Bacteria engineered with synthetic circadian clocks

Many of the body’s processes follow a natural daily rhythm or so-called circadian clock, so there are certain times of the day when a person is most alert, when the heart is most efficient, and when the body prefers sleep. Even bacteria have a circadian clock, and in a December 10 Cell Reports study, researchers designed synthetic microbes to learn what drives this clock and how it might be manipulated.

“The answer seems to be especially simple: the clock proteins sense the metabolic activity in the cell,” says senior author Michael Rust, of the University of Chicago’s Institute for Genomics and Systems Biology.

“This is probably because cyanobacteria are naturally photosynthetic–they’re actually responsible for a large fraction of the photosynthesis in the ocean–and so whether the cell is energized or not is a good indication of whether it’s day or night,” he says. For photosynthetic bacteria, every night is a period of starvation, and it is likely that the circadian clock helps them grow during the day in order to prepare for nightfall.

To make their discovery, Rust and his colleagues had to separate metabolism from light exposure, and they did this by using a synthetic biology approach to make photosynthetic bacteria capable of living on sugar rather than sunlight.

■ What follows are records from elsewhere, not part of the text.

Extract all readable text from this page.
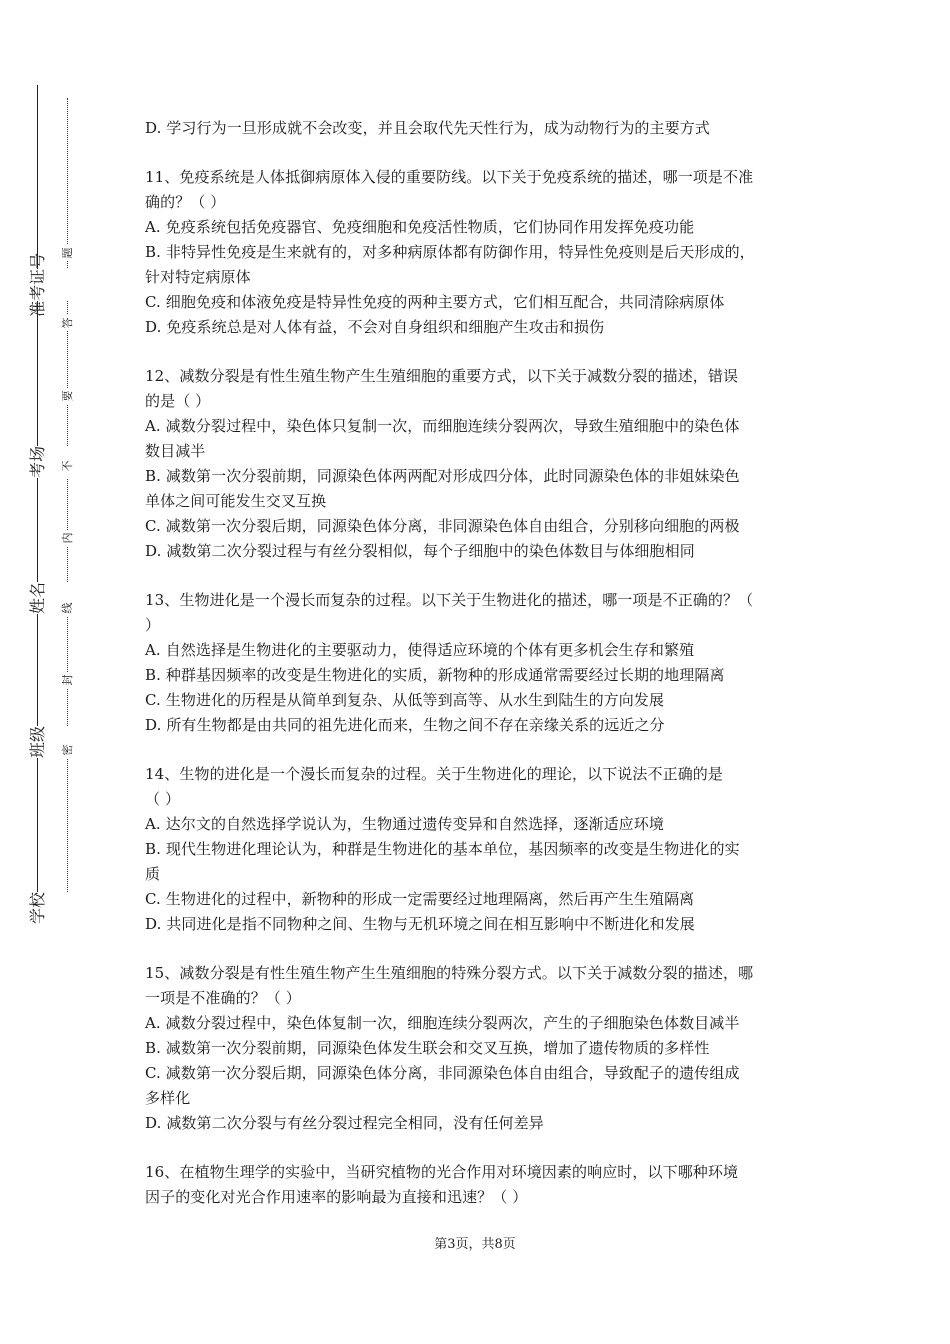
准考证号
考场
姓名
班级
学校
题
答
要
不
内
线
封
密
D. 学习行为一旦形成就不会改变，并且会取代先天性行为，成为动物行为的主要方式
11、免疫系统是人体抵御病原体入侵的重要防线。以下关于免疫系统的描述，哪一项是不准
确的？（ ）
A. 免疫系统包括免疫器官、免疫细胞和免疫活性物质，它们协同作用发挥免疫功能
B. 非特异性免疫是生来就有的，对多种病原体都有防御作用，特异性免疫则是后天形成的，
针对特定病原体
C. 细胞免疫和体液免疫是特异性免疫的两种主要方式，它们相互配合，共同清除病原体
D. 免疫系统总是对人体有益，不会对自身组织和细胞产生攻击和损伤
12、减数分裂是有性生殖生物产生生殖细胞的重要方式，以下关于减数分裂的描述，错误
的是（ ）
A. 减数分裂过程中，染色体只复制一次，而细胞连续分裂两次，导致生殖细胞中的染色体
数目减半
B. 减数第一次分裂前期，同源染色体两两配对形成四分体，此时同源染色体的非姐妹染色
单体之间可能发生交叉互换
C. 减数第一次分裂后期，同源染色体分离，非同源染色体自由组合，分别移向细胞的两极
D. 减数第二次分裂过程与有丝分裂相似，每个子细胞中的染色体数目与体细胞相同
13、生物进化是一个漫长而复杂的过程。以下关于生物进化的描述，哪一项是不正确的？（
）
A. 自然选择是生物进化的主要驱动力，使得适应环境的个体有更多机会生存和繁殖
B. 种群基因频率的改变是生物进化的实质，新物种的形成通常需要经过长期的地理隔离
C. 生物进化的历程是从简单到复杂、从低等到高等、从水生到陆生的方向发展
D. 所有生物都是由共同的祖先进化而来，生物之间不存在亲缘关系的远近之分
14、生物的进化是一个漫长而复杂的过程。关于生物进化的理论，以下说法不正确的是
（ ）
A. 达尔文的自然选择学说认为，生物通过遗传变异和自然选择，逐渐适应环境
B. 现代生物进化理论认为，种群是生物进化的基本单位，基因频率的改变是生物进化的实
质
C. 生物进化的过程中，新物种的形成一定需要经过地理隔离，然后再产生生殖隔离
D. 共同进化是指不同物种之间、生物与无机环境之间在相互影响中不断进化和发展
15、减数分裂是有性生殖生物产生生殖细胞的特殊分裂方式。以下关于减数分裂的描述，哪
一项是不准确的？（ ）
A. 减数分裂过程中，染色体复制一次，细胞连续分裂两次，产生的子细胞染色体数目减半
B. 减数第一次分裂前期，同源染色体发生联会和交叉互换，增加了遗传物质的多样性
C. 减数第一次分裂后期，同源染色体分离，非同源染色体自由组合，导致配子的遗传组成
多样化
D. 减数第二次分裂与有丝分裂过程完全相同，没有任何差异
16、在植物生理学的实验中，当研究植物的光合作用对环境因素的响应时，以下哪种环境
因子的变化对光合作用速率的影响最为直接和迅速？（ ）
第3页，共8页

“I was surprised that this actually worked–by genetically engineering just one sugar transporter, it was possible to give these bacteria a completely different lifestyle than the one they have had for hundreds of millions of years,” Rust says. The findings indicate that the cyanobacteria’s clock can synchronize to metabolism outside of the context of photosynthesis. “This suggests that in the future this system could be installed in microbes of our own design to carry out scheduled tasks,” he says.

In a related analogy, engineers who developed electrical circuits found that synchronizing each step of a computation to an internal clock made increasingly complicated tasks possible, ultimately leading to the computers we have today. “Perhaps in the future we’ll be able to use synthetic clocks in engineered microbes in a similar way,” Rust says.

Other researchers have shown that molecules involved in the mammalian circadian clock are also sensitive to metabolism, but our metabolism is not so closely tied to daylight as the cyanobacteria’s. Therefore, our bodies’ clocks evolved to also sense light and dark.

“This is presumably why, in mammals, there are specialized networks of neurons that receive light input from the retina and send timing signals to the rest of the body,” Rust explains. “So, for us it’s clearly a mixture of metabolic cues and light exposure that are important.”

The bacteria that live inside of our guts, however, most likely face similar daily challenges as those experienced by cyanobacteria because we give them food during the day when we eat but not during the night. “It’s still an open question whether the bacteria that live inside us have ways of keeping track of time,” Rust says.